お時間許すようでしたら、親クマ・子クマの奮闘劇、見物がてら、足を伸ばしてくださると、「嬉しかー」です。
About 農樹
京都伊勢丹でのプロモーション。最終日ともなると、朝から体のあちこちがきしんでいる。特にふくらはぎは重症で、
「あと1日だから、持ちこたえろよ。
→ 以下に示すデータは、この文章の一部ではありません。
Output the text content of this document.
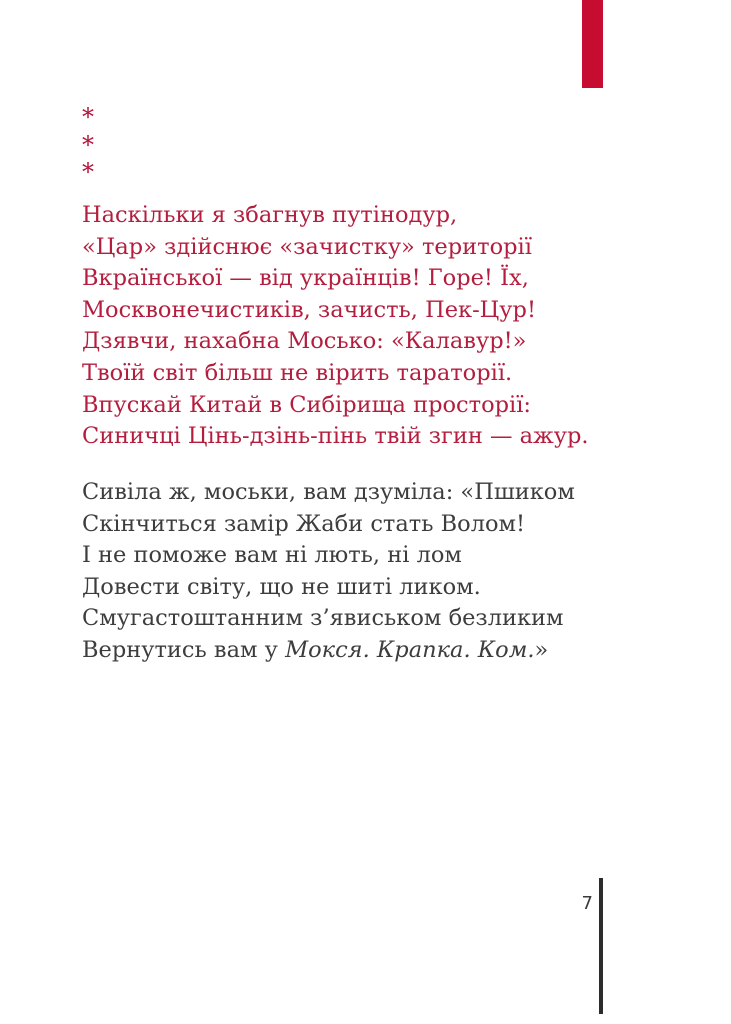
*
*
*
Наскільки я збагнув путінодур,
«Цар» здійснює «зачистку» території
Вкраїнської — від українців! Горе! Їх,
Москвонечистиків, зачисть, Пек-Цур!
Дзявчи, нахабна Мосько: «Калавур!»
Твоїй світ більш не вірить тараторії.
Впускай Китай в Сибірища просторії:
Синичці Цінь-дзінь-пінь твій згин — ажур.
Сивіла ж, моськи, вам дзуміла: «Пшиком
Скінчиться замір Жаби стать Волом!
І не поможе вам ні лють, ні лом
Довести світу, що не шиті ликом.
Смугастоштанним з’явиськом безликим
Вернутись вам у Мокся. Крапка. Ком.»
7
」
と、その朝ホテルをチェックアウトする前、患部へパンチの嵐。
一週間、10時の開店から夜8時の閉店まで、短時間の休憩をはさみながら10時間以上立ちっぱなしなのだから、さもあらん。
その日、その日をどうにか持ちこたえ、毎夜ホテルへと帰る道すがら、居酒屋で焼酎オンザロックを一杯飲み干すまでに、足が痺れ始める。もちろん店を出るまでには、三杯程度は飲んでいたが、通常の私の酒量からは程遠い…。
「ホテルに帰れなくなりそう、」
だから、
「もう少し飲みたい」
のに、毎日未練たらたら、打ち止め。そして、帰れば撃沈。
パンチを食らわした足でポジションについた最終日。足を止めてくださる方々との応対の合間、合間に一週間を思い起こせば、数多の良い出会いや再会を果たせたことに感謝。
また、田んぼに向かう日々を送る中で決して見えなかったことに気づいて、感謝。今回のチャンスを与えてくださった伊勢丹さんと、サポートしてくれた家族や友に感謝、感謝。そう想いをめぐらせ、この場が愛おしく思えてくるうち、閉店の時が来た。
明日からこの場に立つ方の手前、気ぜわしく片付けをしていると、
「ご苦労様でした。なかつくまさん。」
「春には、綾部に参ります。」
などなどお声がかかり、
「ありがとうございました。どうぞ来てくださいね、待ってますよ。また会う日まで…。」
と、やり取りをしていると、
「なかつくまさん、春までにもう一回いかがでしょうか?」
と、お声がかかり、早やプロモーション第二弾、3月中に決定となった。
意気揚々と土産話を抱えて帰路に着く。大雪後の夜道を、そろそろ車を走らせ、帰りつくと深夜。危うく、
「皆の者、起きて参れ!」
と、叫ぶでしまうところをぐっと堪えて、祝杯片手に、翌朝家族が目にとめやすい場所に張り紙をすべく、太いマジックで書き込みをした。
『お疲れさーん、ご苦労さーん。鍋の用意ありがとさーん。疲労困憊につき、食わずに寝るわ。吉報二つ。その一、2キロパックのお米のみならず、5キロパッ クもプロパー商品にご採用ですと!その二、春までに、プロモーション第二弾、決定!どうだ、参ったか。明日は、目を覚ますまで起こさんといて。』
翌朝から、私の処遇が一段と良くなった。